After the first results came in, President Morales stepped out on to the balcony of the Palacio Quemado presidential residence to greet supporters and thank them for this new victory. Amid anti-capitalist chants, Morales asked the opposition to “work together” for Bolivia. “Let’s not engage in confrontation,” he said.

For the first time, Morales emerged the winner in Santa Cruz department, the engine of the country’s economic growth and one of the epicenters of tension during his first term in office.

Despite his leftist and anticapitalist rhetoric, Morales has applied liberal logic to the economy and adopted the roadmap that the business sector presented him with last year. Whether he keeps his promises on this front will determine his acceptance in Bolivia’s eastern territory.

Ever since he took office, Morales has made it a personal mission to break with all vestiges of the country’s colonial past

State-sponsored propaganda and Morales’ own popularity ratings, coupled with his refusal to face other candidates in a debate, made for a watered-down campaign. His main challenger was Doria Medina, a cement entrepreneur and one of the country’s wealthiest men, followed by Tuto Quiroga, a former president who now lives in the United States and managed to attract the “useful vote.”

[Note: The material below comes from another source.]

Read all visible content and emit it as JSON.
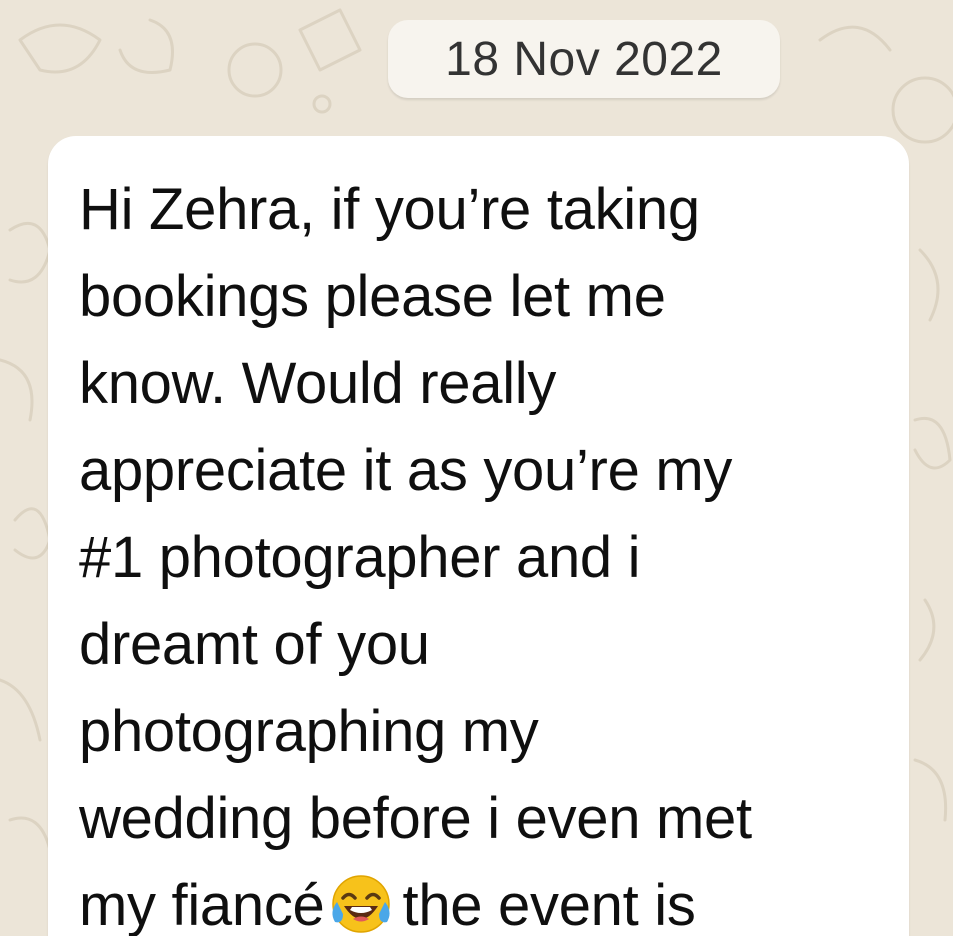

A member of the indigenous Aymara community, Morales has worked to progressively include Bolivia’s most disadvantaged ethnic groups into the fold of society. Since 2005, this has been achieved through high prices for raw materials and hydrocarbons, which triggered an economic boom. Ever since he took office, Morales has made it a personal mission to break with all vestiges of the country’s colonial past, whether practical or symbolic – thus the choice of date for the election, October 12, which is Spain’s national day and commemorates Christopher Columbus’ arrival in the Americas.